The ‘gold standard method’ measurement of GFR by inulin clearance is invasive and cumbersome. Estimation of MG-132 research buy the GFR by the MDRD or Cockcroft and Gault formulae has been shown to be inaccurate and tends to underestimate the GFR.6 Thus, practically, the assessment of renal function in pregnancy is limited to the measurement
of serum creatinine and measured (24 h urine collection) creatinine clearance. Given the primary vasodilation of pregnancy,7 the normal ‘non-pregnant’ ranges for serum creatinine do not apply to pregnant patients. Thus, mean normal serum creatinines in the 1st, 2nd and 3rd trimesters are: 61, 55 and 47 µmol/L.8 The normal ‘pregnant’ measured creatinine clearances would be 125, learn more 122 and 118 mL/min for the 1st, 2nd and 3rd trimesters respectively9,10 Therefore, sequential serum creatinine measurements showing an increasing concentration above these limits may provide evidence of preeclampsia in the absence of other renal diagnoses. The definitive diagnosis occurs when the creatinine is >90 µmol/L in absolute terms. Renal involvement
in preeclampsia usually presents with an increase in urinary protein excretion defined as a urinary protein excretion of greater than 300 mg/24 h, or a spot urinary protein excretion of greater than 30 mg/mmol.1 Renal involvement is also defined by an acute absolute elevation of creatinine to >90 µmol/L and or oliguria.

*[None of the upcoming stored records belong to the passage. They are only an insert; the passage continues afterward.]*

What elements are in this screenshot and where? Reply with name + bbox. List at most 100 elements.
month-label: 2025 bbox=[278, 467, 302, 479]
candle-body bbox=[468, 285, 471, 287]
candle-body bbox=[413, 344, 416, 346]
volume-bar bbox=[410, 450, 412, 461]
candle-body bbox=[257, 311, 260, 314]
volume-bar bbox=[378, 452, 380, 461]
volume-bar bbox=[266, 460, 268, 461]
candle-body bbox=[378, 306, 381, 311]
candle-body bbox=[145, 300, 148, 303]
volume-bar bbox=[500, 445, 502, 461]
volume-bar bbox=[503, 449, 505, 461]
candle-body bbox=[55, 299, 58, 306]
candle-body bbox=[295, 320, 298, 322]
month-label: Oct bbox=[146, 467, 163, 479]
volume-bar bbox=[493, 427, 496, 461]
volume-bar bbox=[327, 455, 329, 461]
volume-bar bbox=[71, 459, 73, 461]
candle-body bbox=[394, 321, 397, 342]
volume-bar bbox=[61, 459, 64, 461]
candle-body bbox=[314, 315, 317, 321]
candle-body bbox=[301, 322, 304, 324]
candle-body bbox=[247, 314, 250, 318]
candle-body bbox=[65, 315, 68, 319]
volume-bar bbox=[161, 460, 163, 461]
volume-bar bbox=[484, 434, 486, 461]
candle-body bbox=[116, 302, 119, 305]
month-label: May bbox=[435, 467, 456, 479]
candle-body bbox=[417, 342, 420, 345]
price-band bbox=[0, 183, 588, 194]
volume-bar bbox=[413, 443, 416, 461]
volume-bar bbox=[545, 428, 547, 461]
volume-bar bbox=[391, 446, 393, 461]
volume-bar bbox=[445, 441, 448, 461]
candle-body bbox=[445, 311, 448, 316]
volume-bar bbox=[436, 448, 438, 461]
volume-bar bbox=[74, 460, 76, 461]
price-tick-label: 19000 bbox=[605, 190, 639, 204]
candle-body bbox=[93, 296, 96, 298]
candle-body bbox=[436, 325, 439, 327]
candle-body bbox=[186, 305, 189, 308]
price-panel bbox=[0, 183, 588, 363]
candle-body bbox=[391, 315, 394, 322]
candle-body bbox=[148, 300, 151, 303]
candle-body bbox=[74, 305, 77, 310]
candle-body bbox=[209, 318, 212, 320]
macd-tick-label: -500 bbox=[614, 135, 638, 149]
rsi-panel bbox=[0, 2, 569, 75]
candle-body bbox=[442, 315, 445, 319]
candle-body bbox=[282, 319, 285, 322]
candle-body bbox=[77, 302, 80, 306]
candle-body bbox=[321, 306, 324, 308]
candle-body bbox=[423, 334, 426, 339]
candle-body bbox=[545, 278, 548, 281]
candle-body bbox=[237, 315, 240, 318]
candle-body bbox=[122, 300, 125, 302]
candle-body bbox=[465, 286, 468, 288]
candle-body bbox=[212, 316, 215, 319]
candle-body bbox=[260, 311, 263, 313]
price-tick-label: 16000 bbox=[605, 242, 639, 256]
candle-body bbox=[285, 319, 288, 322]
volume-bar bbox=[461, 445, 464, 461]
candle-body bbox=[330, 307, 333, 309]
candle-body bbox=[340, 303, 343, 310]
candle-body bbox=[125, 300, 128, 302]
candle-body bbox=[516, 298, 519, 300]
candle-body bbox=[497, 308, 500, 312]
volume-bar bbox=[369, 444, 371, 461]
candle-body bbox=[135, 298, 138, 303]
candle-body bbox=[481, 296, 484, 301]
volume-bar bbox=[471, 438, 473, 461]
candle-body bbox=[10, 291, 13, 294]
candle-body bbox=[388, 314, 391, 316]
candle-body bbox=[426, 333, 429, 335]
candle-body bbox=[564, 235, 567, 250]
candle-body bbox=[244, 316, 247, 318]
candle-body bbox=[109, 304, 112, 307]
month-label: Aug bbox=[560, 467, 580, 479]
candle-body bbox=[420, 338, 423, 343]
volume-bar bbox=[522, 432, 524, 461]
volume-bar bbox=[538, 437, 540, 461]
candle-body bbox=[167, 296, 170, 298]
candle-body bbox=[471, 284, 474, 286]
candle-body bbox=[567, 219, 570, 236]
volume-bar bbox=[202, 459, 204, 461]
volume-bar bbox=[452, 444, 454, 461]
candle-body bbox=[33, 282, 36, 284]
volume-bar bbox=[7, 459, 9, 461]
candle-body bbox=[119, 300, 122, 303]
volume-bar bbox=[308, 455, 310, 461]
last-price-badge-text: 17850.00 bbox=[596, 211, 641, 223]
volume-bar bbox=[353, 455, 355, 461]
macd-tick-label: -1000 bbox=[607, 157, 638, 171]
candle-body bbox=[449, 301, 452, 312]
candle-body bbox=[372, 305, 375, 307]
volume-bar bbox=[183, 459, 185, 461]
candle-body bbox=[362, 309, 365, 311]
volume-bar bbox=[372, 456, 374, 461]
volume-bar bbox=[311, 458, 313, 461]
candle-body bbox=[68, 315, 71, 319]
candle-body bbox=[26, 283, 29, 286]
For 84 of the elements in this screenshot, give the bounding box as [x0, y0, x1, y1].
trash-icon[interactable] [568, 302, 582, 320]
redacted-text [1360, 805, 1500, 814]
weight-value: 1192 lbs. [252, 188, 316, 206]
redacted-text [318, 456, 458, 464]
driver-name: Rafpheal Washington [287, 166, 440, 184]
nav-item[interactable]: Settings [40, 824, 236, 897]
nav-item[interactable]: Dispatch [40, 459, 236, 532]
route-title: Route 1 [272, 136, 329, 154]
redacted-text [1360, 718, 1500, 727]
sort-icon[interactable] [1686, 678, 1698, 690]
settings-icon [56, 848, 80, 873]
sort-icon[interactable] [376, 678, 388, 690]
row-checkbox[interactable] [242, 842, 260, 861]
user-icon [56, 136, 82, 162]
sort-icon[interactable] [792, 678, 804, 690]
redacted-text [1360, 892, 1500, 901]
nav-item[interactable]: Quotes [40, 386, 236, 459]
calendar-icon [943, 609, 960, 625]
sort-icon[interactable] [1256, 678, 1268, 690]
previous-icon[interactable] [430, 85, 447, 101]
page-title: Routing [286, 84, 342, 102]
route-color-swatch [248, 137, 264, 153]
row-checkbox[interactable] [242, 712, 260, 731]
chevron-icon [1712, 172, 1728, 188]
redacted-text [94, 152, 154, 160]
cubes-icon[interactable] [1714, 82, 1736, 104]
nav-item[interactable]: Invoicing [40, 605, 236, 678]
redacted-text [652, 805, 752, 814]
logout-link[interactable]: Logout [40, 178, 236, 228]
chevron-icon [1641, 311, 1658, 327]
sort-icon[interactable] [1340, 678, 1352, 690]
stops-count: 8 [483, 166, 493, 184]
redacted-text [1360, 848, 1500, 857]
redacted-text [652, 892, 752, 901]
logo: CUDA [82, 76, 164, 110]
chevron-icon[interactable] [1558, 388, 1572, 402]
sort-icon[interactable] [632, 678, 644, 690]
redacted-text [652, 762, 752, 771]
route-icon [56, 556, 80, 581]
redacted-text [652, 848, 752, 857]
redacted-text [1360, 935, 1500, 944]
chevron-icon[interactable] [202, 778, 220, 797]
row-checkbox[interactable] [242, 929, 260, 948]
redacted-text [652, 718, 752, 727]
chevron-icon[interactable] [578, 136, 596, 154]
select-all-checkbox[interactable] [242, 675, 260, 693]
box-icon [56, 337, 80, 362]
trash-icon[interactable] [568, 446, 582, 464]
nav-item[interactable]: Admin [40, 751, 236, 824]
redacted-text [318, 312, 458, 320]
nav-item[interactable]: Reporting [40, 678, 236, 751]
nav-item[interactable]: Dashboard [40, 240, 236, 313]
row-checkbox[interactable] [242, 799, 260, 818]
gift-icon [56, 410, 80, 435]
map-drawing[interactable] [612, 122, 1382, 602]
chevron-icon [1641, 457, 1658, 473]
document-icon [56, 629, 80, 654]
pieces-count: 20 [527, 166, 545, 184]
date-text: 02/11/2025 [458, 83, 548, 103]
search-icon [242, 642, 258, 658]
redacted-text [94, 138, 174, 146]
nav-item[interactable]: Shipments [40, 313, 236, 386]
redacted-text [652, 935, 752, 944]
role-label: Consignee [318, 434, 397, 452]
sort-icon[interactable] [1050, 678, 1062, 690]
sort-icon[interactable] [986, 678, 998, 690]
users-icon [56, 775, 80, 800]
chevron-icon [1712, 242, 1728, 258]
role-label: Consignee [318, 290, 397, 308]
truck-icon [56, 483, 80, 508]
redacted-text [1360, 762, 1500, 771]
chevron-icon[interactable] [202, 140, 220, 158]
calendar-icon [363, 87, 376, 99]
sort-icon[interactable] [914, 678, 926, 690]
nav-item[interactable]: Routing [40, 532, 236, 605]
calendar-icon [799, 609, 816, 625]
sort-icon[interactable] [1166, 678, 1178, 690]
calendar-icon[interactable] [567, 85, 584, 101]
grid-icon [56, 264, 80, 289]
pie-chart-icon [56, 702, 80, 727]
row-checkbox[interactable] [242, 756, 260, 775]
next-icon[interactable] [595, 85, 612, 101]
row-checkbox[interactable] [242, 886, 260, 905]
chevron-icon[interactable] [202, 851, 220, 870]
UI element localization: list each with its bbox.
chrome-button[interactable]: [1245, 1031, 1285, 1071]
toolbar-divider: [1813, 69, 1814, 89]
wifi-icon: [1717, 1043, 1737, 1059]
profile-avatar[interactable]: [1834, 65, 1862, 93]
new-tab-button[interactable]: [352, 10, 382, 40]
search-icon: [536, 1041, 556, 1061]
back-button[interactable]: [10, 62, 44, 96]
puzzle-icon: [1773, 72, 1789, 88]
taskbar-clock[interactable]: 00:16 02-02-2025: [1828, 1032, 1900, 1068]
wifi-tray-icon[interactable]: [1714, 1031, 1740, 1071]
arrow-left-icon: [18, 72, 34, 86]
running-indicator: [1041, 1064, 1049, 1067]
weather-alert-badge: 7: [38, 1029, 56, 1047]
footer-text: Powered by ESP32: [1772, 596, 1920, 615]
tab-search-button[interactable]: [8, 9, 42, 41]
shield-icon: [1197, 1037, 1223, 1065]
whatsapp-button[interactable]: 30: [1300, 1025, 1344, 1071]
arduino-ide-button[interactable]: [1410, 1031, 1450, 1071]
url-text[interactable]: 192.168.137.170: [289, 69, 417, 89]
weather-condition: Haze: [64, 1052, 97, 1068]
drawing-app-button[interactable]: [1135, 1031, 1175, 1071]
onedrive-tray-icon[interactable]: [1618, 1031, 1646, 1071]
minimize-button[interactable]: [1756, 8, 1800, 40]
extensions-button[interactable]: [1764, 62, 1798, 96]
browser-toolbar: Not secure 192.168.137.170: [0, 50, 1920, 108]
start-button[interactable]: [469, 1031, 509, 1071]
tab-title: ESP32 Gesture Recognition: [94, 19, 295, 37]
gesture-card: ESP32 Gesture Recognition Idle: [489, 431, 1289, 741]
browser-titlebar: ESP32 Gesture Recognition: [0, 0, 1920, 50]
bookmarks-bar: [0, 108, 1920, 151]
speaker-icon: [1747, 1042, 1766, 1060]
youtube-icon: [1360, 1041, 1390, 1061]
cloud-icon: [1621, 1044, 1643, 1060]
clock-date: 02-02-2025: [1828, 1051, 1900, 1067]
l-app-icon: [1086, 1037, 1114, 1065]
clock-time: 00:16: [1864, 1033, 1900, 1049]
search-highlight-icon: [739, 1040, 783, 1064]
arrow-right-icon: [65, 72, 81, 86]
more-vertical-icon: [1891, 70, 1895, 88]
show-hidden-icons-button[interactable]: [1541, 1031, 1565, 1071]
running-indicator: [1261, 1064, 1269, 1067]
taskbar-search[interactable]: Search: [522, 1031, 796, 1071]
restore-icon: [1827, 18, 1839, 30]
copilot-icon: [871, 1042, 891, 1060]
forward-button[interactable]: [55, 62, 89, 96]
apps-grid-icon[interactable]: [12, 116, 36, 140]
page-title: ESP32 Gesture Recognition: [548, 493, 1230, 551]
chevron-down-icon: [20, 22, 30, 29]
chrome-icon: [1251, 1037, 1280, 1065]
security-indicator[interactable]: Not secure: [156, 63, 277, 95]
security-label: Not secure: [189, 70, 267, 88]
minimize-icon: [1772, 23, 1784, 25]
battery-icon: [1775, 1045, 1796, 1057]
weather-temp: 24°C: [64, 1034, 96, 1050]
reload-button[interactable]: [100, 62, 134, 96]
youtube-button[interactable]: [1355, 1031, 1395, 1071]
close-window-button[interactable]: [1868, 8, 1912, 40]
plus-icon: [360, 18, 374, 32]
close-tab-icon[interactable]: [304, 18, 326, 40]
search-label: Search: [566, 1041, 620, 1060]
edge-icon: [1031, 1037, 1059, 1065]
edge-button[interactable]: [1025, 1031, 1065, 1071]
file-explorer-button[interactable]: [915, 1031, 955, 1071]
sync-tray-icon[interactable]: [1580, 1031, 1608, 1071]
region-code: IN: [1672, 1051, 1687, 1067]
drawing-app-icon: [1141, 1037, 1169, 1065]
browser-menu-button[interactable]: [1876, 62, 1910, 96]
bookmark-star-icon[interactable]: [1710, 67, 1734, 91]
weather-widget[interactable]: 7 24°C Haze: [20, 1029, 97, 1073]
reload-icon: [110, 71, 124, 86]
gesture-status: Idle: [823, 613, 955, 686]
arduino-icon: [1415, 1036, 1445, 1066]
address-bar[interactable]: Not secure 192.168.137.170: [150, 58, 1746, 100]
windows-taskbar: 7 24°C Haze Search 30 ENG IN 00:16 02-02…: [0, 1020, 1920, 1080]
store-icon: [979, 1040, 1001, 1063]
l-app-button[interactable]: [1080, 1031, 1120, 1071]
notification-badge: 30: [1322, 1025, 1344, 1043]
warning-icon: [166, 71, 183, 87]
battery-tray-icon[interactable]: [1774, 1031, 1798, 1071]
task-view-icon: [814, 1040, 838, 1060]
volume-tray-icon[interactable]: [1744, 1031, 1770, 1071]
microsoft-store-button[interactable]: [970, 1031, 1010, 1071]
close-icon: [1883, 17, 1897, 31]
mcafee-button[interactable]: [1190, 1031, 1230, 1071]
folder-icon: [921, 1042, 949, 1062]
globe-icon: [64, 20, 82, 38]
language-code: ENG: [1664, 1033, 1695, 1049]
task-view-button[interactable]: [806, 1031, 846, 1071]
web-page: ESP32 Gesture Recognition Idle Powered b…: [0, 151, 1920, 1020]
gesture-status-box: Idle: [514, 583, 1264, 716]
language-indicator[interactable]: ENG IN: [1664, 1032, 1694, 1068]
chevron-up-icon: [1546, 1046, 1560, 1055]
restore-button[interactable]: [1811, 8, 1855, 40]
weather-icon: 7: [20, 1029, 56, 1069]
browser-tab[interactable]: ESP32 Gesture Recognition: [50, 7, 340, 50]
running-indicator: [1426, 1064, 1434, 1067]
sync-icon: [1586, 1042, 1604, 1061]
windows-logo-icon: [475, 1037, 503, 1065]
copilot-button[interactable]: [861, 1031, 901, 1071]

Any rise in the serum creatinine concentration from the sub ‘normal’ range even into the non-pregnant reference range is a cause for concern and should indicate the need for a careful assessment of foetal and maternal well-being to safely continue the pregnancy. The rise in creatinine concentration is not always associated
with proteinuria, although this is common. The rise in Dichloromethane dehalogenase serum creatinine indicates a reduction in GFR and is thus viewed as a potential early marker of impending renal failure due to widespread endothelial damage,11 intravascular coagulation and its attendant renal ischaemia; the natural history of which, at its extreme, is bilateral cortical necrosis and irreversible renal failure.12 The rate of acute dialysis for renal failure resultant from preeclampsia has drastically reduced in Australia in the last 50 years. Better blood pressure control and biochemical and haematological monitoring may in part explain the reduced requirement for peri-partum dialysis. The improved support for premature neonates has also been a factor, as this has allowed for more expeditious and early delivery.13 As the development of acute renal dysfunction in pregnancy represents a severe form of preeclampsia, renal dysfunction has been associated with other events more common in women with severe preeclampsia including placental abruption and foetal demise, incisional hematoma and cesarean hysterectomy, but rarely maternal mortality. In developed countries mothers are mostly discharged with intact renal function.